Hi Charles – thanks for the thoughtful commentary. A few quick points: we are limited to 700 words, so it doesn’t allow for a deep dive.

I want to clarify something – yes you absolutely need historical data – but not for the trend, you need it to quantify disease state saturation relative to the demographic profile of the group, and you need it to determine disease severity profile. Those are critical to meaningful predictive analysis in health claims.

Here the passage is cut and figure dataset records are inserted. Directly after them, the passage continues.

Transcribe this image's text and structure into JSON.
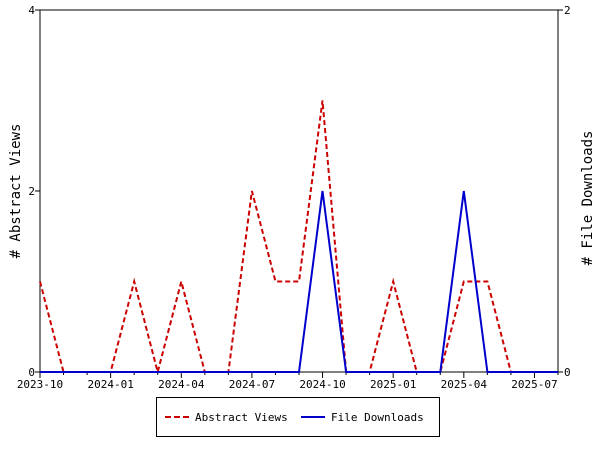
{
  "chart_data": {
    "type": "line",
    "x": [
      "2023-10",
      "2023-11",
      "2023-12",
      "2024-01",
      "2024-02",
      "2024-03",
      "2024-04",
      "2024-05",
      "2024-06",
      "2024-07",
      "2024-08",
      "2024-09",
      "2024-10",
      "2024-11",
      "2024-12",
      "2025-01",
      "2025-02",
      "2025-03",
      "2025-04",
      "2025-05",
      "2025-06",
      "2025-07",
      "2025-08"
    ],
    "x_tick_labels": [
      "2023-10",
      "2024-01",
      "2024-04",
      "2024-07",
      "2024-10",
      "2025-01",
      "2025-04",
      "2025-07"
    ],
    "ylabel_left": "# Abstract Views",
    "ylabel_right": "# File Downloads",
    "ylim_left": [
      0,
      4
    ],
    "ylim_right": [
      0,
      2
    ],
    "y_ticks_left": [
      "0",
      "2",
      "4"
    ],
    "y_ticks_right": [
      "0",
      "2"
    ],
    "grid": false,
    "legend_position": "bottom",
    "series": [
      {
        "name": "Abstract Views",
        "axis": "left",
        "style": "dashed",
        "color": "#cc0000",
        "values": [
          1,
          0,
          0,
          0,
          1,
          0,
          1,
          0,
          0,
          2,
          1,
          1,
          3,
          0,
          0,
          1,
          0,
          0,
          1,
          1,
          0,
          0,
          0
        ]
      },
      {
        "name": "File Downloads",
        "axis": "right",
        "style": "solid",
        "color": "#0000cc",
        "values": [
          0,
          0,
          0,
          0,
          0,
          0,
          0,
          0,
          0,
          0,
          0,
          0,
          1,
          0,
          0,
          0,
          0,
          0,
          1,
          0,
          0,
          0,
          0
        ]
      }
    ]
  }
}
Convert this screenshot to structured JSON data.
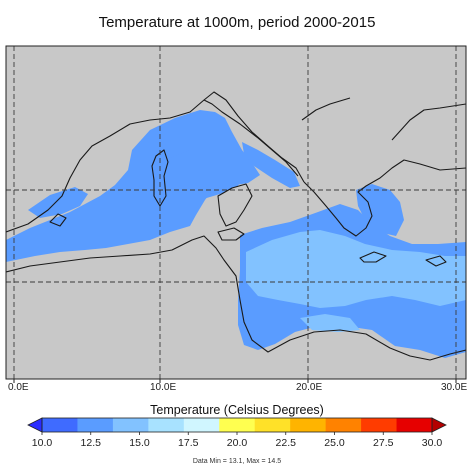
{
  "title": "Temperature at 1000m, period 2000-2015",
  "map": {
    "longitude_labels": [
      "0.0E",
      "10.0E",
      "20.0E",
      "30.0E"
    ],
    "land_color": "#c8c8c8",
    "coastline_color": "#1a1a1a",
    "gridline_color": "#3a3a3a",
    "gridline_style": "dashed",
    "field_colors": {
      "class_12_5_15": "#5a9cff",
      "class_15_17_5": "#82c2ff"
    }
  },
  "colorbar": {
    "title": "Temperature (Celsius Degrees)",
    "tick_labels": [
      "10.0",
      "12.5",
      "15.0",
      "17.5",
      "20.0",
      "22.5",
      "25.0",
      "27.5",
      "30.0"
    ],
    "colors": [
      "#2a2cff",
      "#3f6bff",
      "#5a9cff",
      "#82c2ff",
      "#a8e2ff",
      "#d0f6ff",
      "#ffff50",
      "#ffe128",
      "#ffb400",
      "#ff8200",
      "#ff3c00",
      "#e60000",
      "#b40000"
    ],
    "stats": "Data Min = 13.1, Max = 14.5"
  }
}
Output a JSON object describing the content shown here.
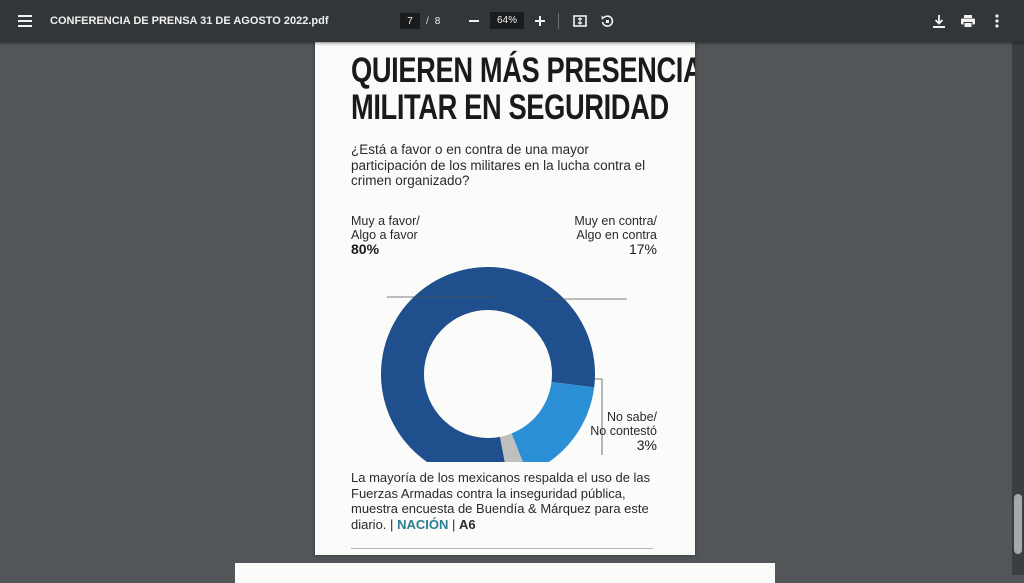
{
  "toolbar": {
    "menu_icon": "hamburger-menu-icon",
    "title": "CONFERENCIA DE PRENSA 31 DE AGOSTO 2022.pdf",
    "page_current": "7",
    "page_separator": "/",
    "page_total": "8",
    "zoom_out_icon": "minus-icon",
    "zoom_level": "64%",
    "zoom_in_icon": "plus-icon",
    "fit_icon": "fit-page-icon",
    "rotate_icon": "rotate-icon",
    "download_icon": "download-icon",
    "print_icon": "print-icon",
    "more_icon": "more-vert-icon"
  },
  "article": {
    "headline_line1": "QUIEREN MÁS PRESENCIA",
    "headline_line2": "MILITAR EN SEGURIDAD",
    "question": "¿Está a favor o en contra de una mayor participación de los militares en la lucha contra el crimen organizado?",
    "summary": "La mayoría de los mexicanos respalda el uso de las Fuerzas Armadas contra la inseguridad pública, muestra encuesta de Buendía & Márquez para este diario.",
    "section_sep1": "|",
    "section": "NACIÓN",
    "section_sep2": "|",
    "page_ref": "A6"
  },
  "chart_data": {
    "type": "pie",
    "donut": true,
    "categories": [
      "Muy a favor/ Algo a favor",
      "Muy en contra/ Algo en contra",
      "No sabe/ No contestó"
    ],
    "values": [
      80,
      17,
      3
    ],
    "labels": [
      {
        "line1": "Muy a favor/",
        "line2": "Algo a favor",
        "pct": "80%"
      },
      {
        "line1": "Muy en contra/",
        "line2": "Algo en contra",
        "pct": "17%"
      },
      {
        "line1": "No sabe/",
        "line2": "No contestó",
        "pct": "3%"
      }
    ],
    "colors": [
      "#1f4f8c",
      "#2a8fd4",
      "#bfbfbf"
    ]
  }
}
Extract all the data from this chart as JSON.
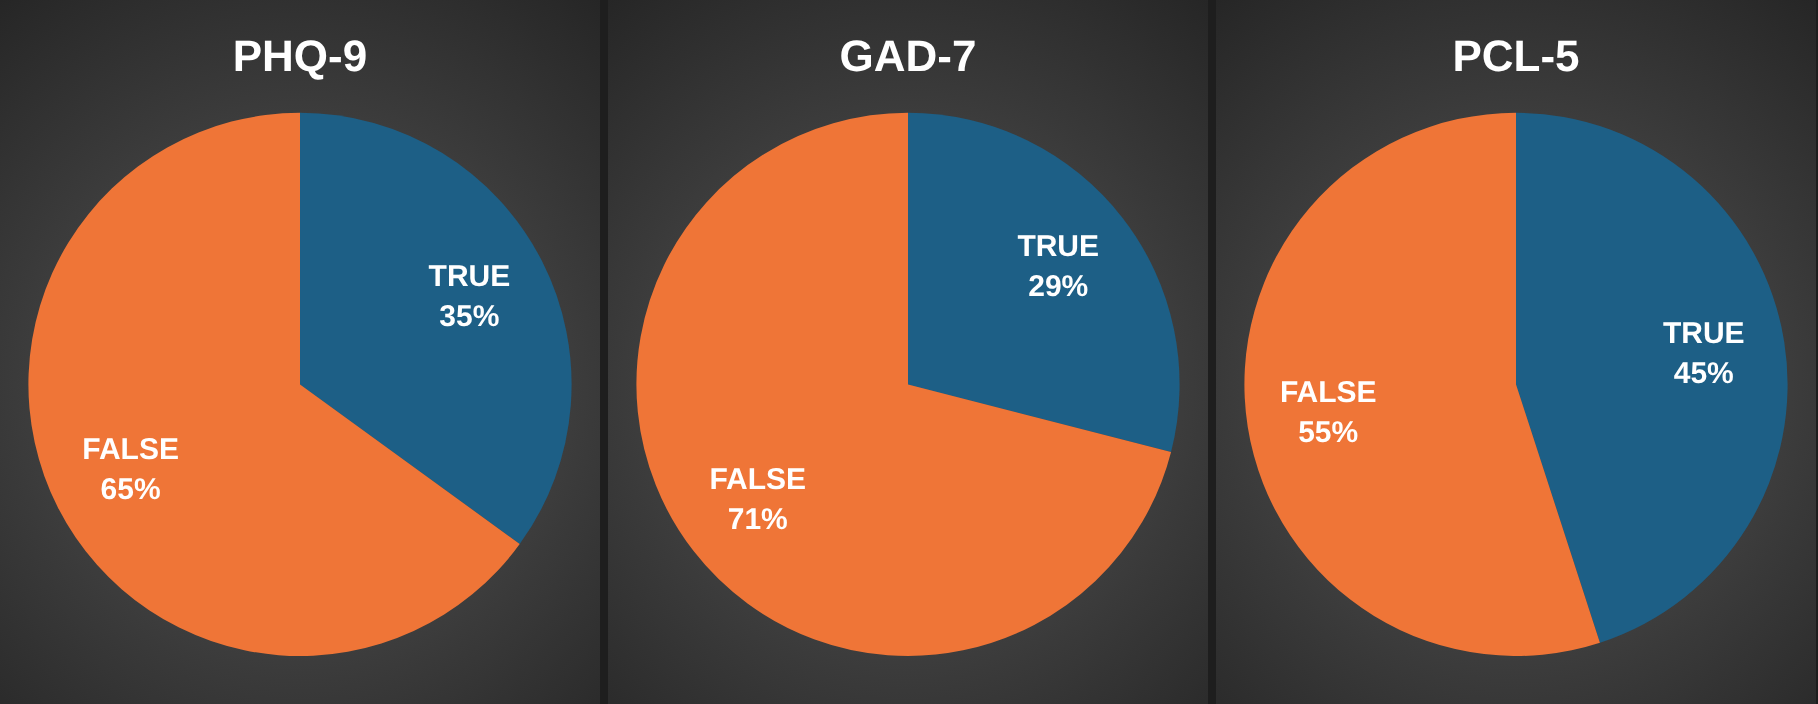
{
  "chart_data": [
    {
      "type": "pie",
      "title": "PHQ-9",
      "categories": [
        "TRUE",
        "FALSE"
      ],
      "values": [
        35,
        65
      ],
      "colors": [
        "#1d5f86",
        "#ef7537"
      ],
      "value_labels": [
        "35%",
        "65%"
      ]
    },
    {
      "type": "pie",
      "title": "GAD-7",
      "categories": [
        "TRUE",
        "FALSE"
      ],
      "values": [
        29,
        71
      ],
      "colors": [
        "#1d5f86",
        "#ef7537"
      ],
      "value_labels": [
        "29%",
        "71%"
      ]
    },
    {
      "type": "pie",
      "title": "PCL-5",
      "categories": [
        "TRUE",
        "FALSE"
      ],
      "values": [
        45,
        55
      ],
      "colors": [
        "#1d5f86",
        "#ef7537"
      ],
      "value_labels": [
        "45%",
        "55%"
      ]
    }
  ]
}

With respect to the case used – no the decline was not related to a plan design change or decrease in headcount. It was driven by a a few factors – one of which was enhanced COB with public plans (which can be forecasted if you track formulary status of claims and age/geography of claimants), and a change in mix of acute vs specialty claims. There are a few other contributors, but those are key aspects in this case.

The challenge for many in this area is that many common therapies can be used for multiple indications. If you have no way of isolating what a claimant is using a specific therapy for, and the severity of the condition, you can’t quantify disease prevalence and cannot match against demographics to determine future exposure and estimate timing.

Happy to chat about it in more depth. Don’t ever hesitate to reach out. Thanks again for the thoughtful questions and commentary. I hope your 2019 is off to a great start.